Exporters Fear Higher Freight Costs as Shipments Held Back Due to Red Sea Situation

Published: January 8, 2024
Author: TEXTILE VALUE CHAIN

The commerce department is closely monitoring the developments in the Red Sea region as exporters are holding back their shipments, citing concerns over escalating freight costs. The increase in costs is a result of shipping vessels having to take longer routes to avoid the area due to ongoing attacks by Iran-backed Houthi rebels.

Shippers are rerouting their vessels around the Cape of Good Hope, leading to higher freight and insurance expenses. Agricultural and textile products are among the affected shipments. While there is currently no shortage of containers, exporters are facing potential delays of 12-14 days in turnaround time.

A senior government official expressed concerns about the impact on shipments if the situation persists. The official also highlighted that although exports to the US west coast remain unaffected, shipments to Europe, North Africa, and West Asia have been adversely affected. India exports goods worth $110 billion to these three regions.

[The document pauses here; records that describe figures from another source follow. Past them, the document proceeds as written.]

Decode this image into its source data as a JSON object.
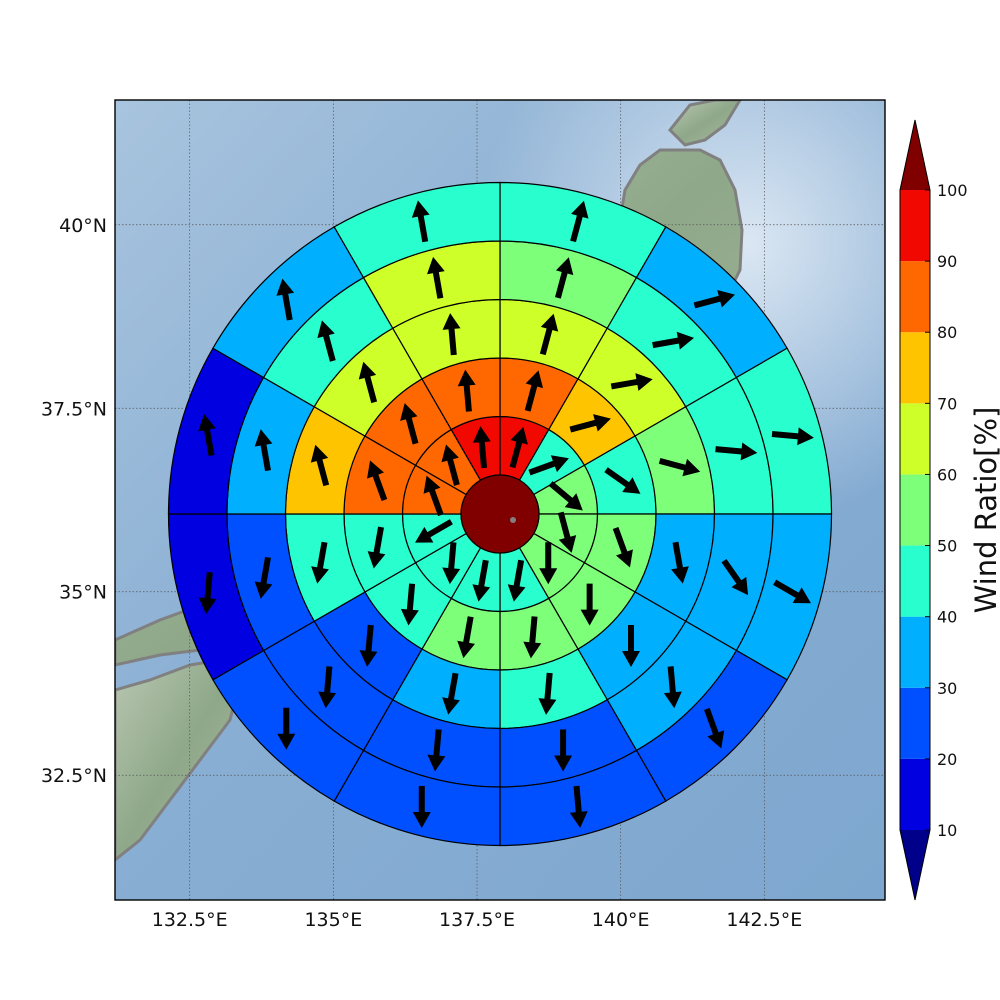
{
  "map": {
    "lon_range": [
      131.2,
      144.6
    ],
    "lat_range": [
      30.8,
      41.7
    ],
    "lon_ticks": [
      {
        "value": 132.5,
        "label": "132.5°E"
      },
      {
        "value": 135.0,
        "label": "135°E"
      },
      {
        "value": 137.5,
        "label": "137.5°E"
      },
      {
        "value": 140.0,
        "label": "140°E"
      },
      {
        "value": 142.5,
        "label": "142.5°E"
      }
    ],
    "lat_ticks": [
      {
        "value": 40.0,
        "label": "40°N"
      },
      {
        "value": 37.5,
        "label": "37.5°N"
      },
      {
        "value": 35.0,
        "label": "35°N"
      },
      {
        "value": 32.5,
        "label": "32.5°N"
      }
    ],
    "gridlines": true,
    "basemap": "shaded-relief",
    "coastline_color": "#808080",
    "ocean_color": "#8fb3d6"
  },
  "polar_grid": {
    "center": {
      "lon": 137.85,
      "lat": 36.15
    },
    "ring_count": 5,
    "sector_count": 12,
    "sector_order": "clockwise-from-north",
    "center_value_color": "#800000",
    "rings": [
      {
        "ring": 1,
        "ratios": [
          93,
          45,
          55,
          55,
          55,
          45,
          45,
          45,
          45,
          85,
          85,
          93
        ],
        "arrow_deg": [
          15,
          70,
          130,
          165,
          180,
          190,
          190,
          185,
          240,
          340,
          345,
          355
        ]
      },
      {
        "ring": 2,
        "ratios": [
          85,
          75,
          45,
          55,
          55,
          55,
          55,
          45,
          45,
          85,
          85,
          85
        ],
        "arrow_deg": [
          15,
          75,
          125,
          160,
          180,
          185,
          190,
          185,
          190,
          340,
          345,
          355
        ]
      },
      {
        "ring": 3,
        "ratios": [
          65,
          65,
          55,
          35,
          35,
          45,
          35,
          25,
          45,
          75,
          65,
          65
        ],
        "arrow_deg": [
          15,
          80,
          105,
          170,
          180,
          185,
          190,
          185,
          190,
          345,
          345,
          355
        ]
      },
      {
        "ring": 4,
        "ratios": [
          55,
          45,
          45,
          35,
          35,
          25,
          25,
          25,
          25,
          35,
          45,
          65
        ],
        "arrow_deg": [
          15,
          80,
          95,
          145,
          175,
          180,
          185,
          185,
          190,
          350,
          345,
          350
        ]
      },
      {
        "ring": 5,
        "ratios": [
          45,
          35,
          45,
          35,
          25,
          25,
          25,
          25,
          15,
          15,
          35,
          45
        ],
        "arrow_deg": [
          15,
          75,
          95,
          120,
          160,
          175,
          180,
          180,
          185,
          350,
          350,
          350
        ]
      }
    ]
  },
  "colorbar": {
    "title": "Wind Ratio[%]",
    "ticks": [
      "10",
      "20",
      "30",
      "40",
      "50",
      "60",
      "70",
      "80",
      "90",
      "100"
    ],
    "bounds": [
      10,
      20,
      30,
      40,
      50,
      60,
      70,
      80,
      90,
      100
    ],
    "under_color": "#00008b",
    "over_color": "#800000",
    "colors": [
      "#0000e0",
      "#0050ff",
      "#00b0ff",
      "#29ffce",
      "#7dff7a",
      "#ceff29",
      "#ffc400",
      "#ff6800",
      "#f10800"
    ]
  }
}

The commerce department has not yet conducted a detailed assessment of the impact on Indian exports but acknowledged that exporters abroad may be holding back their shipments. In response to the crisis, the commerce secretary convened a meeting with exporters to address the challenges.

To mitigate the risks in the Red Sea, several shipments are being escorted with security assistance from the Ministry of Defence. Additionally, Danish shipping giant Maersk announced that it will redirect its vessels around the Cape of Good Hope indefinitely due to the volatile and heightened security risks in the region.

The situation continues to unfold, and a thorough evaluation of the delay’s quantification is yet to be conducted. The commerce department remains vigilant in monitoring the situation and its potential impact on Indian exports.